Diminished system resources?
The last common reason why hard drives will continually be accessed is if you either are low on hard-drive space, or low on RAM. The boot volume should be kept approximately 10 percent free so the system can adequately manage RAM and virtual memory. If you find yourself using up most of your hard drive, then try moving various libraries (i.e., iTunes, Aperture, and iPhoto) to another drive.
If you are running low on RAM, the system will page out unused RAM to the hard drive to free up more for use by other applications. This is constantly happening on all systems, regardless of the amount of RAM being used, but becomes more important as RAM is being used up. You can check the level of RAM usage by clicking the "Memory" tab in the Activity Monitor utility, and seeing the green value on the pie chart. This value indicates the level of available RAM, and if it is below about one eighth of the chart on average, I would recommend installing more RAM.

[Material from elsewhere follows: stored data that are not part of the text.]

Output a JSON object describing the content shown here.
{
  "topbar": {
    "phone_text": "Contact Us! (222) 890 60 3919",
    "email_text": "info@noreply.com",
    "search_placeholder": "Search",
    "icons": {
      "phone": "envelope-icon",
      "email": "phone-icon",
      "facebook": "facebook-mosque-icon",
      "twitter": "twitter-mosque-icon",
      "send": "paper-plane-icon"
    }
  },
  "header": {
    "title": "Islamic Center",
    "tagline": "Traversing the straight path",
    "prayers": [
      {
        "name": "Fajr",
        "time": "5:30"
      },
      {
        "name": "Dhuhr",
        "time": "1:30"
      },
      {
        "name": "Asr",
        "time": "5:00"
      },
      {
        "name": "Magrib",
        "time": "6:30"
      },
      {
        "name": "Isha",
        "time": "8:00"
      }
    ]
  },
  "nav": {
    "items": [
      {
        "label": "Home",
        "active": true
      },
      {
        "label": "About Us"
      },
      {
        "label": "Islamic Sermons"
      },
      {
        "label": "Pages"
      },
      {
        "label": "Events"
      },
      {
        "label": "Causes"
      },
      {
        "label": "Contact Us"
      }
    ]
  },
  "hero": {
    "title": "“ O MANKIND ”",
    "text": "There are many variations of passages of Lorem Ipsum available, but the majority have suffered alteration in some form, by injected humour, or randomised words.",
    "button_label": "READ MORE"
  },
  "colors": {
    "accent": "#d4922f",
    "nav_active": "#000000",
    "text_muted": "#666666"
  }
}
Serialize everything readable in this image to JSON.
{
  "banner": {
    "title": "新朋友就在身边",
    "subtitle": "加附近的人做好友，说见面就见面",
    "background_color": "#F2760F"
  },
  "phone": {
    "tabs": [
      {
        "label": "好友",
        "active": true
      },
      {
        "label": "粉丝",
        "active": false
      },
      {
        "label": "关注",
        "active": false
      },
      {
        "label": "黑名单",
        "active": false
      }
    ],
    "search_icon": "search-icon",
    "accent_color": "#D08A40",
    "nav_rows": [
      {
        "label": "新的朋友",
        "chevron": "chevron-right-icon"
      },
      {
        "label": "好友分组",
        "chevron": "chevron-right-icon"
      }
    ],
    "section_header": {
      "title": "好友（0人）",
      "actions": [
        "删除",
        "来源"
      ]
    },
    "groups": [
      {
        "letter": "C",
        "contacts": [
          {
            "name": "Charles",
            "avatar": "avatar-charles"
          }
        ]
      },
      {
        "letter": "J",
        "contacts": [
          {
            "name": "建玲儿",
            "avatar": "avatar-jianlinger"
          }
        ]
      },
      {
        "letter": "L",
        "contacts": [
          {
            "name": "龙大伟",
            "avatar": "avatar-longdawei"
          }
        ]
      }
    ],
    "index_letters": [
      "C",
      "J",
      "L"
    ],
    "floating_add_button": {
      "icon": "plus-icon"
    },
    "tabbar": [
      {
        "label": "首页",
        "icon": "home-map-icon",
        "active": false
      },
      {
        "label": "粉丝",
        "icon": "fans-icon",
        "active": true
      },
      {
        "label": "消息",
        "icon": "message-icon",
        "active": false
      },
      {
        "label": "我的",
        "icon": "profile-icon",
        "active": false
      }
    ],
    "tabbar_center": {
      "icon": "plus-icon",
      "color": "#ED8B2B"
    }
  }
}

Keep in mind that the performance of virtual memory is also affected by how full the hard drive is, so if you are both low on RAM and have little hard drive space left, you will see the performance hits amplify each other. This is why we recommend to keep around 10 percent of the drive free.
Hard drive problems
If there are problems with the volume's structure, you can try fixing them with a drive utility. Apple's "Disk Utility" should be the first option to try, but there are also others, such as DiskWarrior, Drive Genius, and TechTool Pro, that can help diagnose problems with the drive and volume structure. Run these utilities on all drives, including Time Machine (keep in mind the many hard links on the Time Machine drive may result in it taking a very long time to be checked by these utilities).